For some, the drastic action taken by governments across the country to combat COVID-19 offers an example of health-care responsiveness, but for users it drives home the seeming indifference of authorities to their plight, which far predates the pandemic.

“People have been very hurt by seeing how quickly the government can react to a public health emergency when it chooses to do so,” said Crabtree.

“People who use drugs and their allies have been really devastated to see that comparison.”

In the short term, experts are urging expanded access to prescribed opioids via safer-supply programs.

In August, the federal health minister sent a letter urging her provincial and territorial counterparts to make regulated pharmaceutical options — safe supplies — available for drug users.

A study published in the Canadian Medical Association Journal in August showed that few overdoses involved people with prescribed opioids such as methadone and buprenorphine in their system, which Crabtree — the lead author — said should make doctors feel more comfortable prescribing them.

Another option is to declare the overdose crisis a public health emergency, a step that B.C. took in 2017, laying the groundwork for improved access to treatment and recovery services and broader use of overdose-reversing drugs such as naloxone.

It has also strengthened understanding of the epidemic through health surveillance, though more activists, allies and drug users themselves should be brought to the table, Crabtree said.

“They have knowledge that public health and policy-makers just don’t have.”

On a larger scale, decriminalizing drugs could keep users from being driven underground and free up resources for public health that would otherwise go to law enforcement.

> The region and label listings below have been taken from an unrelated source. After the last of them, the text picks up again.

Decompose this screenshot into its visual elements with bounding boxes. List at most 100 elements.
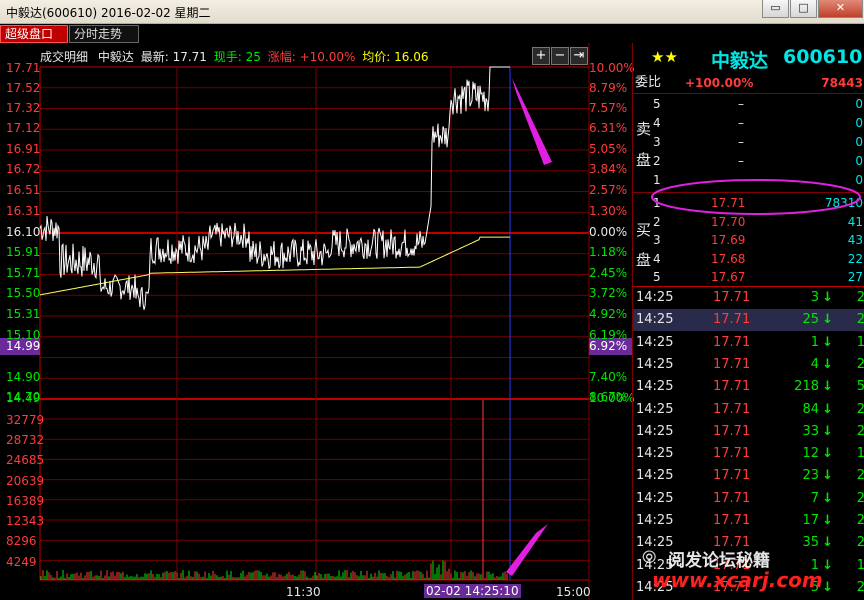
sell-order-row[interactable]: 2 – 0 [633, 152, 864, 170]
trade-time: 14:25 [636, 356, 674, 372]
sell-order-row[interactable]: 1 – 0 [633, 171, 864, 189]
trade-row[interactable]: 14:25 17.71 218 ↓ 5 [633, 376, 864, 398]
volume-tick-label: 20639 [6, 474, 45, 488]
percent-tick-label: 5.05% [589, 142, 628, 156]
price-tick-label: 15.50 [6, 286, 41, 300]
trade-volume: 33 [802, 423, 819, 439]
trade-row[interactable]: 14:25 17.71 84 ↓ 2 [633, 399, 864, 421]
percent-tick-label: 6.92% [589, 339, 628, 353]
trade-row[interactable]: 14:25 17.71 33 ↓ 2 [633, 421, 864, 443]
volume-tick-label: 12343 [6, 514, 45, 528]
trade-time: 14:25 [636, 334, 674, 350]
percent-tick-label: 3.84% [589, 162, 628, 176]
percent-tick-label: 2.57% [589, 183, 628, 197]
trade-time: 14:25 [636, 446, 674, 462]
order-level: 4 [653, 116, 661, 130]
down-arrow-icon: ↓ [822, 290, 833, 305]
trade-volume: 1 [810, 334, 819, 350]
trade-volume: 12 [802, 446, 819, 462]
order-volume: 78310 [824, 196, 863, 210]
percent-tick-label: 7.57% [589, 101, 628, 115]
trade-price: 17.71 [713, 334, 751, 350]
order-ratio-row: 委比 +100.00% 78443 [633, 74, 864, 92]
trade-row[interactable]: 14:25 17.71 17 ↓ 2 [633, 510, 864, 532]
percent-tick-label: 4.92% [589, 307, 628, 321]
price-tick-label: 16.72 [6, 162, 41, 176]
order-price: – [738, 97, 744, 111]
trade-row[interactable]: 14:25 17.71 1 ↓ 1 [633, 555, 864, 577]
volume-tick-label: 8296 [6, 534, 37, 548]
trade-count: 2 [856, 423, 864, 439]
order-level: 5 [653, 270, 661, 284]
volume-tick-label: 28732 [6, 433, 45, 447]
down-arrow-icon: ↓ [822, 557, 833, 573]
price-tick-label: 15.31 [6, 307, 41, 321]
trade-row[interactable]: 14:25 17.71 7 ↓ 2 [633, 488, 864, 510]
trade-row[interactable]: 14:25 17.71 12 ↓ 1 [633, 443, 864, 465]
percent-tick-label: 1.18% [589, 245, 628, 259]
trade-row[interactable]: 14:25 17.71 3 ↓ 2 [633, 287, 864, 309]
star-icon: ★★ [651, 48, 678, 66]
sell-order-row[interactable]: 5 – 0 [633, 95, 864, 113]
order-price: 17.67 [711, 270, 746, 284]
sell-order-row[interactable]: 3 – 0 [633, 133, 864, 151]
percent-tick-label: 2.45% [589, 266, 628, 280]
down-arrow-icon: ↓ [822, 379, 833, 395]
price-tick-label: 16.31 [6, 204, 41, 218]
down-arrow-icon: ↓ [822, 312, 833, 328]
trade-count: 1 [856, 557, 864, 573]
price-tick-label: 14.90 [6, 370, 41, 384]
trade-count: 2 [856, 290, 864, 305]
trade-price: 17.71 [713, 579, 751, 595]
order-level: 5 [653, 97, 661, 111]
order-volume: 0 [855, 154, 863, 168]
volume-tick-label: 32779 [6, 413, 45, 427]
order-level: 3 [653, 135, 661, 149]
order-price: – [738, 135, 744, 149]
down-arrow-icon: ↓ [822, 446, 833, 462]
buy-order-row[interactable]: 1 17.71 78310 [633, 194, 864, 212]
trade-row[interactable]: 14:25 17.71 1 ↓ 1 [633, 332, 864, 354]
stock-header: ★★ 中毅达 600610 [633, 43, 864, 72]
buy-order-row[interactable]: 3 17.69 43 [633, 231, 864, 249]
sell-order-row[interactable]: 4 – 0 [633, 114, 864, 132]
trade-count: 2 [856, 468, 864, 484]
trade-count: 1 [856, 334, 864, 350]
intraday-chart[interactable] [0, 0, 632, 600]
stock-name: 中毅达 [711, 50, 769, 72]
trade-time: 14:25 [636, 379, 674, 395]
time-label-1500: 15:00 [556, 585, 591, 599]
close-button[interactable]: ✕ [818, 0, 863, 18]
trade-volume: 218 [794, 379, 819, 395]
buy-order-row[interactable]: 2 17.70 41 [633, 213, 864, 231]
trade-count: 1 [856, 446, 864, 462]
trade-row[interactable]: 14:25 17.71 35 ↓ 2 [633, 532, 864, 554]
percent-tick-label: 10.00% [589, 391, 635, 405]
order-level: 1 [653, 196, 661, 210]
buy-order-row[interactable]: 5 17.67 27 [633, 268, 864, 286]
percent-tick-label: 0.00% [589, 225, 628, 239]
order-volume: 0 [855, 116, 863, 130]
buy-order-row[interactable]: 4 17.68 22 [633, 250, 864, 268]
percent-tick-label: 10.00% [589, 61, 635, 75]
trade-row[interactable]: 14:25 17.71 5 ↓ 2 [633, 577, 864, 599]
down-arrow-icon: ↓ [822, 579, 833, 595]
maximize-button[interactable]: □ [790, 0, 817, 18]
order-level: 3 [653, 233, 661, 247]
trade-price: 17.71 [713, 468, 751, 484]
order-price: – [738, 173, 744, 187]
trade-price: 17.71 [713, 401, 751, 417]
trade-price: 17.71 [713, 423, 751, 439]
trade-price: 17.71 [713, 379, 751, 395]
trade-row[interactable]: 14:25 17.71 23 ↓ 2 [633, 465, 864, 487]
trade-time: 14:25 [636, 490, 674, 506]
trade-time: 14:25 [636, 468, 674, 484]
trade-count: 2 [856, 535, 864, 551]
order-ratio-value: +100.00% [685, 76, 754, 90]
trade-price: 17.71 [713, 535, 751, 551]
trade-row[interactable]: 14:25 17.71 4 ↓ 2 [633, 354, 864, 376]
trade-row[interactable]: 14:25 17.71 25 ↓ 2 [633, 309, 864, 332]
cursor-time-label: 02-02 14:25:10 [424, 584, 521, 598]
order-ratio-label: 委比 [635, 75, 662, 90]
minimize-button[interactable]: ▭ [762, 0, 789, 18]
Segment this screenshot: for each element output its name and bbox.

Provincial health officer Dr. Bonnie Henry has backed that notion. She called on the B.C. government to decriminalize possession of small amounts of drugs in a 2019 report, saying the province “cannot wait for action at the federal level.”

“As people become more involved with the criminal justice system, they become more criminal,” Haden said.

“Jail is crime school in the same way that Harvard Law is upper-crust training school … you learn some stuff, you’re constantly told who you are, and you make connections.

“Ending drug prohibition would stop that process,” he said.